March 25th, 2025 1:25 AM

Fresh off of blaming Americans for ruining Spring, CBS anchor John Dickerson delivers another hollow, moralistic editorial from his “Reporter’s Notebook” segment which closes out the CBS Evening News Plus.

Watch the editorial in its entirety, as aired on CBS Evening News Plus on Monday, March 25th, 2025:

JOHN DICKERSON: "Give me liberty or --" you likely know how it ends. 250 years ago yesterday, Patrick Henry said, "Give me liberty or give me death" at St. John's Church in Richmond, Virginia, a pure defiant cry for freedom stamped in speeches, textbooks, and our national memory. July 4th, 2026 will mark America's 250th birthday. Henry's cry summoned the midwife. In a proclamation, President Trump quoted Thomas Jefferson: "Henry was before us all in maintaining the spirit of the Revolution." Like many founding stories, this may not be what Henry actually said. The version we know was written down 42 years after the speech, revealing more about how we choose to remember our history than what actually happened. Unlike the mythic glow of the American Revolution, there are real-time accounts of Henry's speeches during another pivotal moment: the ratification of the Constitution. He was not on the winning side. He didn't even go to the Constitutional Convention in Philadelphia, reportedly saying: "I smell a rat in Philadelphia, tending towards monarchy.” He opposed the Constitution with the passion he once used to ignite revolution, this time fearing the presidency itself could become an absolute tyranny. "If your American chief be a man of ambition, how easy it is for him to render himself absolute. What have you to oppose this force?," he asked of the presidency. "What will then become of you and your rights? Will not absolute despotism ensue?" Quotes from the Founders are used to pierce the cloud of the present with moral clarity from the past. 250 years later, as presidential powers have expanded far beyond the Founders’ vision, and as the current occupant seeks ever more, Henry’s words are not a quotation FOR The White House, but a warning about it.

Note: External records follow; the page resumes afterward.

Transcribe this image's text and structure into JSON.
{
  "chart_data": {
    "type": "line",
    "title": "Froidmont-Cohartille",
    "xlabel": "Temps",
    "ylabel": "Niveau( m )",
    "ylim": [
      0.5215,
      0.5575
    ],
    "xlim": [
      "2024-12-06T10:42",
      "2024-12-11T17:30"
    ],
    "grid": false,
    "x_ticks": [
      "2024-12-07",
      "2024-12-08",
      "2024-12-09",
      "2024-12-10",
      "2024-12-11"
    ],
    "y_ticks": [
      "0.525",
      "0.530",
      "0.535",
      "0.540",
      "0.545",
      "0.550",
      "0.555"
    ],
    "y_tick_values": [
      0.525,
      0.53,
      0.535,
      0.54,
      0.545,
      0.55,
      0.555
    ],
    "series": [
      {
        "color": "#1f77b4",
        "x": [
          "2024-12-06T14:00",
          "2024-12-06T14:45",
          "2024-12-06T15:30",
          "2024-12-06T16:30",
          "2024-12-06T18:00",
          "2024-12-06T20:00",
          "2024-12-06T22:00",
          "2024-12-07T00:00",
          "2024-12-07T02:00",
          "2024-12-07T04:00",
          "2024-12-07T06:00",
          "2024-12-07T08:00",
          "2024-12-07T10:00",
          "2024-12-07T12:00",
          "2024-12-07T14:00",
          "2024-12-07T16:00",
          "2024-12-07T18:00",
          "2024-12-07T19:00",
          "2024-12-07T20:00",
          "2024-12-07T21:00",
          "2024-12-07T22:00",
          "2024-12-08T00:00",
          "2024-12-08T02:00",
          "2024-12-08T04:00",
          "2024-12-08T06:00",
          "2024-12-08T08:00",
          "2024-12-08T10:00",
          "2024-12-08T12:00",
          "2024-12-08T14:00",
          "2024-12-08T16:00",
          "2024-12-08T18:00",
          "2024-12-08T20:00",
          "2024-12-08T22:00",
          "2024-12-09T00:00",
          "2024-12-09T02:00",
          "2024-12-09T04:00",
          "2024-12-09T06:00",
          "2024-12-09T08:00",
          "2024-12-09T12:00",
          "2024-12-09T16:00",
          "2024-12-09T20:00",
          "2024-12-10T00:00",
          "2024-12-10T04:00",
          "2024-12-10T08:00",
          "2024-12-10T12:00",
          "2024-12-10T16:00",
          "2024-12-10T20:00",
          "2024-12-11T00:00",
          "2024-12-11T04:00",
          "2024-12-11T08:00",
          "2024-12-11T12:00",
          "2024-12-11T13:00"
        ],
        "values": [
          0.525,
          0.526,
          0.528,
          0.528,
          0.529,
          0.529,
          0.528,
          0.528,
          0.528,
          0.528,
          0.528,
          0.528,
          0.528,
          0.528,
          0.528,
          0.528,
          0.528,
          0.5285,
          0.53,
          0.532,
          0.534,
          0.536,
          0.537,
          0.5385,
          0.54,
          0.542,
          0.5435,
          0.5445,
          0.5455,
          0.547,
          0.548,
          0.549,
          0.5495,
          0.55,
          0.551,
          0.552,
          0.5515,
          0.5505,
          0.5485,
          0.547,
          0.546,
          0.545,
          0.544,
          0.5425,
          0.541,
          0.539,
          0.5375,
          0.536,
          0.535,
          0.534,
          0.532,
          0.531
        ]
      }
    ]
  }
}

I don’t recall Dickerson ever winding up a historical reference-laden editorial on the pitfalls of expanded executive power when Joe Biden and his proxies wielded it. We don’t recall Dickerson conjuring up some quote on the damage ensuing from presidential corruption of the pardon power, or on the potential dangers to our constitutional order ensuing from repeated attempts to circumvent the Supreme Court.

We don’t get any of that from Dickerson, who ultimately reminds us that there is no constitutional crisis except that Donald Trump is who wields Article II power and therefore the left and their media proxies are in crisis. Dickerson has no problem when Democrat presidents expand presidential power. It is only when the Bad Orange Man sits behind the Resolute Desk that these things are a problem.

This editorial, as smug and condescending as the others, serves to remind us that behind the mask of news anchor and “historian” (like so many others in media) lies little more than a bitter partisan, minus the dignity of those who are transparent with their partisanship- not hiding it behind florid, verbose editorials.